Correr atrás da grana ficou por minha conta. A paleta de cores, depois de larga prosa, Jaime fechou questão – “nossas cores vão ser o vermelho e o amarelo, porque revista tem que ter cor de luta, cor vibrante” (eu queria verde-floresta). Na paz, acabei enfiando um branco.

Fizemos a primeira edição da Xapuri lá mesmo, na Reserva, em uma noite. Optamos por centrar na pauta socioambiental. Nossa primeira capa foi sobre os povos indígenas isolados do Acre: ‘Isolados, Bravos, Livres: Um Brasil Indígena por Conhecer”. Depois de tudo pronto, Jaime inventou de fazer uma outra boneca, “porque toda revista tem que ter número zero”.

Dessa vez finquei pé, ficamos com a capa indígena. Voltei pra Brasília com a boneca praticamente pronta e com a missão de dar um jeito de imprimir. Nos dias seguintes, o Jaime veio pra Formosa, pra convencer minha irmã Lúcia a revisar a revista, “de grátis”. Com a primeira revista impressa, a próxima tarefa foi montar o Conselho Editorial.

Jaime fez questão de visitar, explicar o projeto e convidar pessoalmente cada conselheiro e cada conselheira (até a doença agravar, nos seus últimos meses de vida, nunca abriu mão dessa tarefa). Daqui rumamos pra Goiânia, para convidar o arqueólogo Altair Sales Barbosa, nosso primeiro conselheiro. “O mais sabido de nóis,” segundo o Jaime.

Trilhamos uma linda jornada. Em 80 meses, Jaime fez questão de decidir, mensalmente, o tema da capa e, quase sempre, escrever ele mesmo.

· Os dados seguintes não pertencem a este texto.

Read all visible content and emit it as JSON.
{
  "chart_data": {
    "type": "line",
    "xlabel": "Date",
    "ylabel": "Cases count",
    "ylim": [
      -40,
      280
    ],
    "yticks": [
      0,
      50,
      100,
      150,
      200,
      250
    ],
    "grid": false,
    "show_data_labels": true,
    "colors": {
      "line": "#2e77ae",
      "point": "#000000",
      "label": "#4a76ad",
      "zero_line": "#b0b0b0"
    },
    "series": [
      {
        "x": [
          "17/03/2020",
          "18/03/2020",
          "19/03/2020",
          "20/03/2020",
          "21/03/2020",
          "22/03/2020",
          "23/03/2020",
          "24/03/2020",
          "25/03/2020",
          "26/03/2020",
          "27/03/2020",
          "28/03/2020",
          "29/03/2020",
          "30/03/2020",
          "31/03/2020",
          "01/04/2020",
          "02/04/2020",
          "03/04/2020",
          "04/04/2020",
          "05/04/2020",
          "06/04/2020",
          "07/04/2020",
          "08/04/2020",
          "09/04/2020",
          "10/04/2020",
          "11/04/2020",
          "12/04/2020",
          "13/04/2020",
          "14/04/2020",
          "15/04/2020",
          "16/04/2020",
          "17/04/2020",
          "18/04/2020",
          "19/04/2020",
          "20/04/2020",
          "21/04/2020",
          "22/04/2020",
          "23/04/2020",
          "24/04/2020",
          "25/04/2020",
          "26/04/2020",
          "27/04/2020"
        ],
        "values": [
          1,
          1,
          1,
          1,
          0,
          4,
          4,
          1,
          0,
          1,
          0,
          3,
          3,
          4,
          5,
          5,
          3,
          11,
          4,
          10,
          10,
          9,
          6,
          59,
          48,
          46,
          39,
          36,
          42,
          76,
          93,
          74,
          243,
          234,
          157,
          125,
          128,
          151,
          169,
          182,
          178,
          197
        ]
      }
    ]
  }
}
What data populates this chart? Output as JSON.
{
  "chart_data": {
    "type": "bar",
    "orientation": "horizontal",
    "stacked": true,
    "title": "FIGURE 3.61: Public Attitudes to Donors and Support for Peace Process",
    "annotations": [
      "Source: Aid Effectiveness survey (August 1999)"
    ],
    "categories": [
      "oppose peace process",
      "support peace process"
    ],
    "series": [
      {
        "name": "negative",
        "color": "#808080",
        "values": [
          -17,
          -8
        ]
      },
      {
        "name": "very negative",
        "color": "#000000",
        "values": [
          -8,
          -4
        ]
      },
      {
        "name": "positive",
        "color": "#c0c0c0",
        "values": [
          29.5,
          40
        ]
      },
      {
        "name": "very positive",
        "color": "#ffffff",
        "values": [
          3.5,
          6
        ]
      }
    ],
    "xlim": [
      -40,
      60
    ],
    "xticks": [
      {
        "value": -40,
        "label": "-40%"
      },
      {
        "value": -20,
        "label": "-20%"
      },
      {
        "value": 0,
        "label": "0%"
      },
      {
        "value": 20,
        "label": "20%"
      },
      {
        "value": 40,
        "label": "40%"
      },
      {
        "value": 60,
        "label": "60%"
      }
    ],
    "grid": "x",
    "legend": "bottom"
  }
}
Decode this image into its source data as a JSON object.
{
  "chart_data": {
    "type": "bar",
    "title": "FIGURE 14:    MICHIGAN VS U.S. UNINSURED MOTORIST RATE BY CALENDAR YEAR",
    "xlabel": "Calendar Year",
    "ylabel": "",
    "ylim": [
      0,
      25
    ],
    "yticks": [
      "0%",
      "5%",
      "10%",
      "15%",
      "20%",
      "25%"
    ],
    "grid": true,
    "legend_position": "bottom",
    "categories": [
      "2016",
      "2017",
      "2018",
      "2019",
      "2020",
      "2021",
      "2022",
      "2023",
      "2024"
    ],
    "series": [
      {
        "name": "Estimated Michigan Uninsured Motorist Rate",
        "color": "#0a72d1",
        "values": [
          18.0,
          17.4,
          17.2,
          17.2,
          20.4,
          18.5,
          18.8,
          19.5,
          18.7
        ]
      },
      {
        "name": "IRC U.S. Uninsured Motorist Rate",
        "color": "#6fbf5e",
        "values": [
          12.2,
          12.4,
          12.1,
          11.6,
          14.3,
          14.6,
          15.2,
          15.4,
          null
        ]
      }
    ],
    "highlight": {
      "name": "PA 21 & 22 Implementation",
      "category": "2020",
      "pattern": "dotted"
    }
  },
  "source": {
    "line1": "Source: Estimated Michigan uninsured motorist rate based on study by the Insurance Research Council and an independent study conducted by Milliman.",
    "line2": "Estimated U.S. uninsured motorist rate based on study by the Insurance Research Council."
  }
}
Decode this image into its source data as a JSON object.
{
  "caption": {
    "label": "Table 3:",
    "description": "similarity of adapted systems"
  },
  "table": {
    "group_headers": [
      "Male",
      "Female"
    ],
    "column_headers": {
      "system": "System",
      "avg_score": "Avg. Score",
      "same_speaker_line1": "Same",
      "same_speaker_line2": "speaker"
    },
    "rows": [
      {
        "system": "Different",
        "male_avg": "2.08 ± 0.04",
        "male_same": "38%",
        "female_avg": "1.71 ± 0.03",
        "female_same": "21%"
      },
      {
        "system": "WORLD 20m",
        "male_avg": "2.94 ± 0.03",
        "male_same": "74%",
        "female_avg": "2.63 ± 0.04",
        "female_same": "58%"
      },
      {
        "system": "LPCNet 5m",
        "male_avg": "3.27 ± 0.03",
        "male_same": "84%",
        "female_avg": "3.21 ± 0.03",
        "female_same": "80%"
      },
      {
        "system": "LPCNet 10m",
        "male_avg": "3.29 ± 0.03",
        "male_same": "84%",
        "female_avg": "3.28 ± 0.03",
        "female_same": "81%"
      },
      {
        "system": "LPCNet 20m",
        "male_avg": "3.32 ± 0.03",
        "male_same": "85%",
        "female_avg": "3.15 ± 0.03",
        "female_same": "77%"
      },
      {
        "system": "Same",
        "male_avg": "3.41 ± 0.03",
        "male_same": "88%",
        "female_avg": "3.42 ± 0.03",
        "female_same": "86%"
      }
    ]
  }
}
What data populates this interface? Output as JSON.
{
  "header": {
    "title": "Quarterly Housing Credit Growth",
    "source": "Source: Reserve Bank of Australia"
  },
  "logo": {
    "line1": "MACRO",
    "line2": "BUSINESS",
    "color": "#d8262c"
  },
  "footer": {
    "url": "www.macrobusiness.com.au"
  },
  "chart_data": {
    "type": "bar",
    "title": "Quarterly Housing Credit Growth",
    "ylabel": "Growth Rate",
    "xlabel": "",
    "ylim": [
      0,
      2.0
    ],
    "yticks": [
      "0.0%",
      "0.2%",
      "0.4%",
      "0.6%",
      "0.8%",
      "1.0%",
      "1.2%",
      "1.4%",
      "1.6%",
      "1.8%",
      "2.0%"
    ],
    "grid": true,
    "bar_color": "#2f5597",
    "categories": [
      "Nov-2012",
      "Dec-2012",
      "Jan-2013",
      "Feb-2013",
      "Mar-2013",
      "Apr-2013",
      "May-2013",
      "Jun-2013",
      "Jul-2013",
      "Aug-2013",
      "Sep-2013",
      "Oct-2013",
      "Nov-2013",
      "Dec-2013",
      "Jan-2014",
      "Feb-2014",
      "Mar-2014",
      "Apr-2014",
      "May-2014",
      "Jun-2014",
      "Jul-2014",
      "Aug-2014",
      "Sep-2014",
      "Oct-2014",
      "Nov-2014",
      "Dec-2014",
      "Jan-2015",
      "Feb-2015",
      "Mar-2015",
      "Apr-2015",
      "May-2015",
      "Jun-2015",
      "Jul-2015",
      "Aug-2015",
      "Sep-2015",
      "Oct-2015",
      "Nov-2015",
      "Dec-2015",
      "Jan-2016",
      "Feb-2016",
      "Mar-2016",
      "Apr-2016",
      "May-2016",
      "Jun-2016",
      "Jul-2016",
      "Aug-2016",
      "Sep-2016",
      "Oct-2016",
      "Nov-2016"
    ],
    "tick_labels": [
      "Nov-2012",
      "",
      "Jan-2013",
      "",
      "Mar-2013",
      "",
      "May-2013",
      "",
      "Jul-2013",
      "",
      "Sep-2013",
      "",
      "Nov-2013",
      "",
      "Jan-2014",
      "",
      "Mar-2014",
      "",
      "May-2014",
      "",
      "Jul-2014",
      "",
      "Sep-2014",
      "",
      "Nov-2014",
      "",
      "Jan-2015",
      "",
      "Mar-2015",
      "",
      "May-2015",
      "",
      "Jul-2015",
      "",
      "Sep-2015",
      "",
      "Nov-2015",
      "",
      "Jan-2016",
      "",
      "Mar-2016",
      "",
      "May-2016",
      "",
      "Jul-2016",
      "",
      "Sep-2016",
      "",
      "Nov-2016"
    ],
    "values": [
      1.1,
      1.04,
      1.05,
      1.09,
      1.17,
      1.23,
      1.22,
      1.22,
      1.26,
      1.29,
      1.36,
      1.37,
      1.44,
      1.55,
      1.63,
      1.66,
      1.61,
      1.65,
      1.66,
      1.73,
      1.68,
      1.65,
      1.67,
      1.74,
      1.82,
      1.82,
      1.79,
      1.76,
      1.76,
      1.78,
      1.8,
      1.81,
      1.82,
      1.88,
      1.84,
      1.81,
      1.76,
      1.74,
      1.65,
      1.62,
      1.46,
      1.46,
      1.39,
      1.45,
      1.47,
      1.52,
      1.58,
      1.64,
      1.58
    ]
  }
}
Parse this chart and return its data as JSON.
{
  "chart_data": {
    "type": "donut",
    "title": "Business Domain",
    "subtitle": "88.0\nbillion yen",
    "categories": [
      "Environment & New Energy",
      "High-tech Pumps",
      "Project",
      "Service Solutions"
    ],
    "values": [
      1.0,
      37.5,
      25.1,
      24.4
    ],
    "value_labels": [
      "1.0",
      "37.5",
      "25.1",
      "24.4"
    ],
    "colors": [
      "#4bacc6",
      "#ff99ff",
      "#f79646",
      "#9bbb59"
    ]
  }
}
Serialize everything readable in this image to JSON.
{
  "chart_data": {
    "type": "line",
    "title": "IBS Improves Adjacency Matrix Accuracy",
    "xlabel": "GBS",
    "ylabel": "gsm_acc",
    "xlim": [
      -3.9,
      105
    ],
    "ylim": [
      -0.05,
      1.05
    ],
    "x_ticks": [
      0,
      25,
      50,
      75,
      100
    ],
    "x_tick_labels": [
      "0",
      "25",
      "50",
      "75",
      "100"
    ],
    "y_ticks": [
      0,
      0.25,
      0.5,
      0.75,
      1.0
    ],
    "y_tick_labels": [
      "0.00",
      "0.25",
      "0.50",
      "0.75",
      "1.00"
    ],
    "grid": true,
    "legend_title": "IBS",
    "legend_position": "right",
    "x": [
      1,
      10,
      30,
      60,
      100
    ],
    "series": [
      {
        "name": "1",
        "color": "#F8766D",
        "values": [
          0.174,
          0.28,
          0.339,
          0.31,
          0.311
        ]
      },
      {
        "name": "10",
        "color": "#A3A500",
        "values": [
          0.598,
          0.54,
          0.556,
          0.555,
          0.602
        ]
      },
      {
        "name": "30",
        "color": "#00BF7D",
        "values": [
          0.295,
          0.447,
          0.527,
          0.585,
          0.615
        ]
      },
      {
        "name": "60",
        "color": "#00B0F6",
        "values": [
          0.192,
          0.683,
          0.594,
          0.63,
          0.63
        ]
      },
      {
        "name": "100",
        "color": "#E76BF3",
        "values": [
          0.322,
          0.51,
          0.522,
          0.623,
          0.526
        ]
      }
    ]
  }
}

Às vezes, ligava pra falar da ótima ideia que teve, às vezes sumia e, no dia certo, lá vinha o texto pronto, impecável.

Na sexta-feira, 9 de julho, quando preparávamos a Xapuri 81, pela primeira vez em sete anos, ele me pediu para cuidar de tudo. Foi uma conversa triste, ele estava agoniado com os rumos da doença e com a tragédia que o Brasil enfrentava. Não falamos em morte, mas eu sabia que era o fim.

Hoje, cá estamos nós, sem as capas do Jaime, sem as pautas do Jaime, sem o linguajar do Jaime, sem o jaimês da Xapuri, mas na labuta, firmes na resistência. Mês sim, mês sim de novo, como você sonhava, Jaiminho, carcamos porva e, enfim, chegamos à nossa edição número 100. E, depois da Xapuri 100, como era desejo seu, a gente segue esperneando.

Fica tranquilo, camarada, que por aqui tá tudo direitim.